Ensemble-based stochastic permeability and flow simulation of a sparsely sampled hard-rock aquifer supported by high performance computing
Clauser, Christoph
DOI: https://doi.org/10.1007/s10040-020-02163-5
Persistent URL: http://resolver.sub.uni-goettingen.de/purl?gldocs-11858/10674
Clauser, Christoph; Jülich-Aachen Research Alliance (JARA-HPC), RWTH Aachen University, Aachen, Germany
Abstract
Calibrating the heterogeneous permeability distribution of hard-rock aquifers based on sparse data is challenging but crucial for obtaining meaningful groundwater flow models. This study demonstrates the applicability of stochastic sampling of the prior permeability distribution and Metropolis sampling of the posterior permeability distribution using typical production data and measurements available in the context of groundwater abstraction. The case study is the Hastenrather Graben groundwater abstraction site near Aachen, Germany. A three-dimensional numerical flow model for the Carboniferous hard-rock aquifer is presented. Monte Carlo simulations are performed, for generating 1,000 realizations of the heterogeneous hard-rock permeability field, applying Sequential Gaussian Simulation based on nine log-permeability values for the geostatistical simulation. Forward simulation of flow during a production test for each realization results in the prior ensemble of model states verified by observation data in four wells.

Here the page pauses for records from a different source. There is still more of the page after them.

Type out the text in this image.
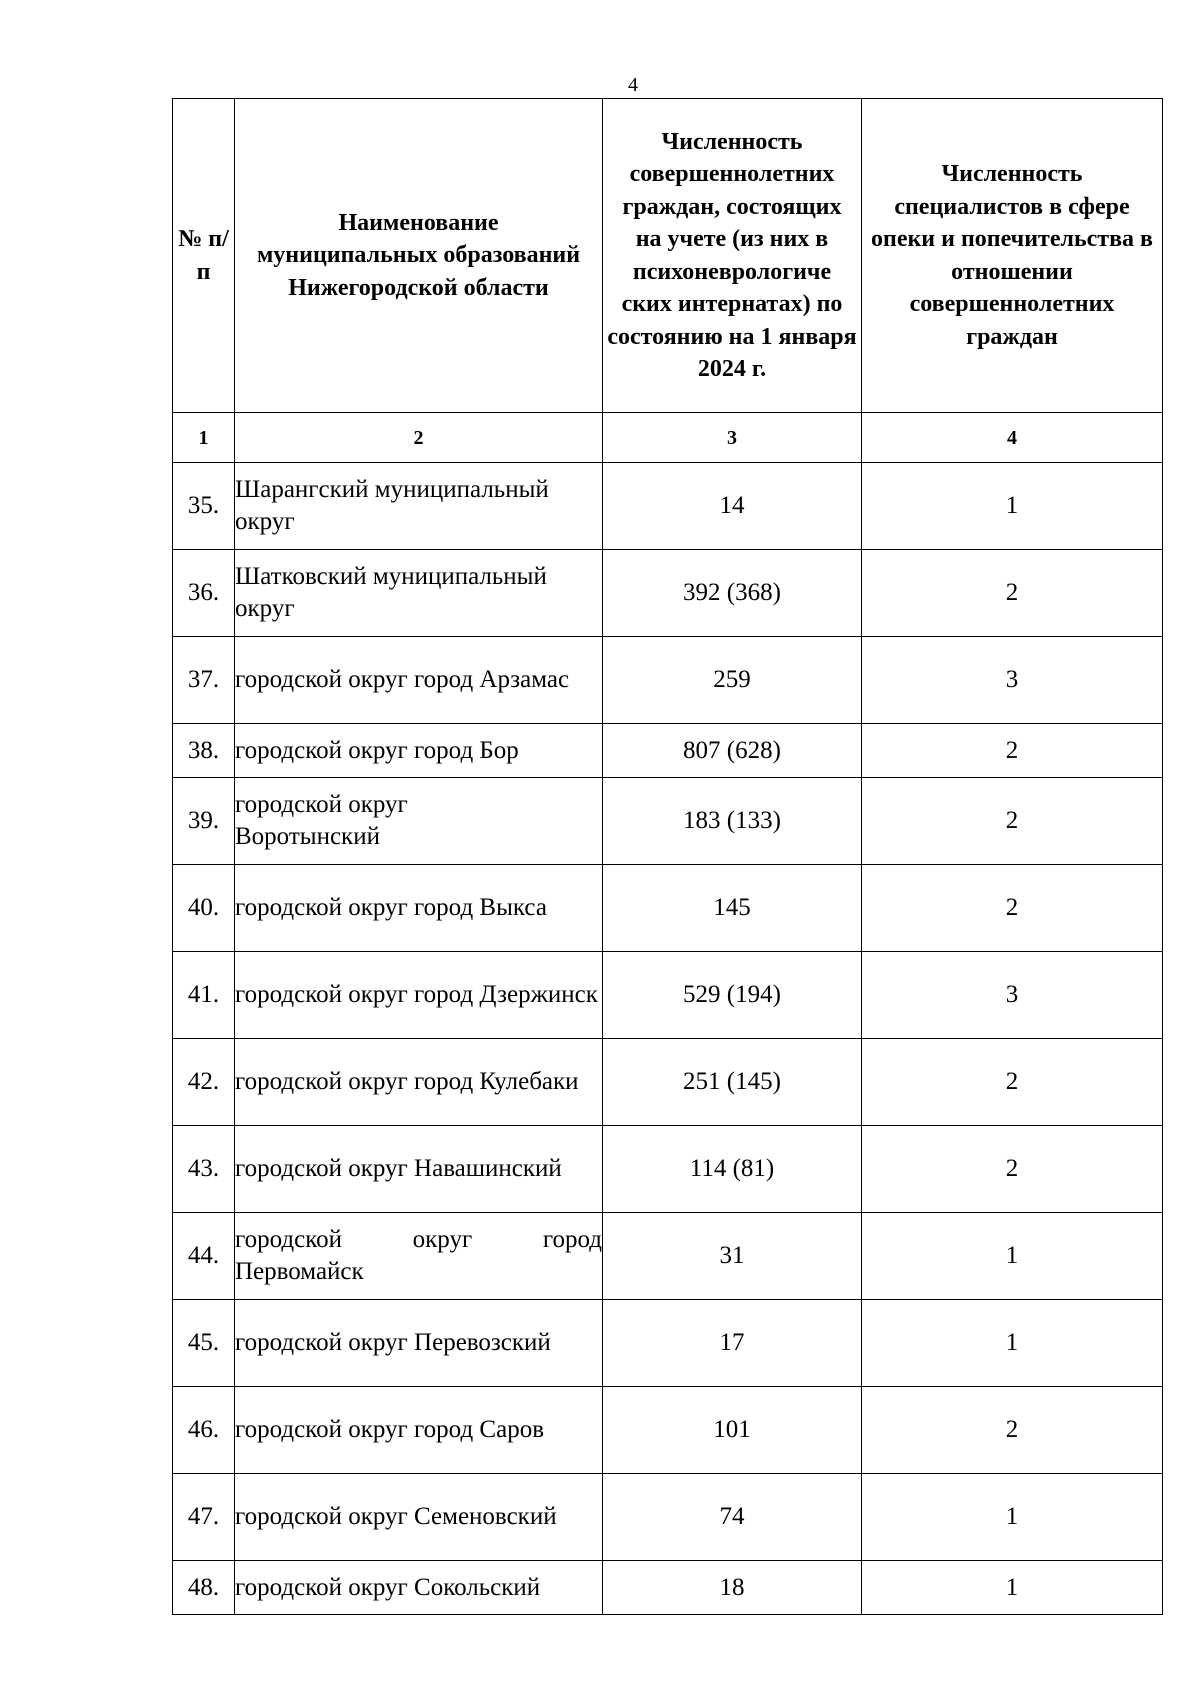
4
№ п/п	Наименование муниципальных образований Нижегородской области	Численность совершеннолетних граждан, состоящих на учете (из них в психоневрологиче ских интернатах) по состоянию на 1 января 2024 г.	Численность специалистов в сфере опеки и попечительства в отношении совершеннолетних граждан
1	2	3	4
35.	Шарангский муниципальный округ	14	1
36.	Шатковский муниципальный округ	392 (368)	2
37.	городской округ город Арзамас	259	3
38.	городской округ город Бор	807 (628)	2
39.	городской округ Воротынский	183 (133)	2
40.	городской округ город Выкса	145	2
41.	городской округ город Дзержинск	529 (194)	3
42.	городской округ город Кулебаки	251 (145)	2
43.	городской округ Навашинский	114 (81)	2
44.	городской округ город Первомайск	31	1
45.	городской округ Перевозский	17	1
46.	городской округ город Саров	101	2
47.	городской округ Семеновский	74	1
48.	городской округ Сокольский	18	1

The computationally expensive ensemble simulations were performed in parallel with the simulation code SHEMAT-Suite on the high-performance computer JURECA. Applying a Metropolis sampler based on the misfit between drawdown simulations and observations results in a posterior ensemble comprising 251 realizations. The posterior mean log-permeability is −11.67 with an uncertainty of 0.83. The corresponding average posterior uncertainty of the drawdown simulation is 1.1 m. Even though some sources of uncertainty (e.g. scenario uncertainty) remain unquantified, this study is an important step towards an entire uncertainty quantification for a sparsely sampled hard-rock aquifer. Further, it provides a real-case application of stochastic hydrogeological approaches demonstrating how to accomplish uncertainty quantification of subsurface flow models in practice.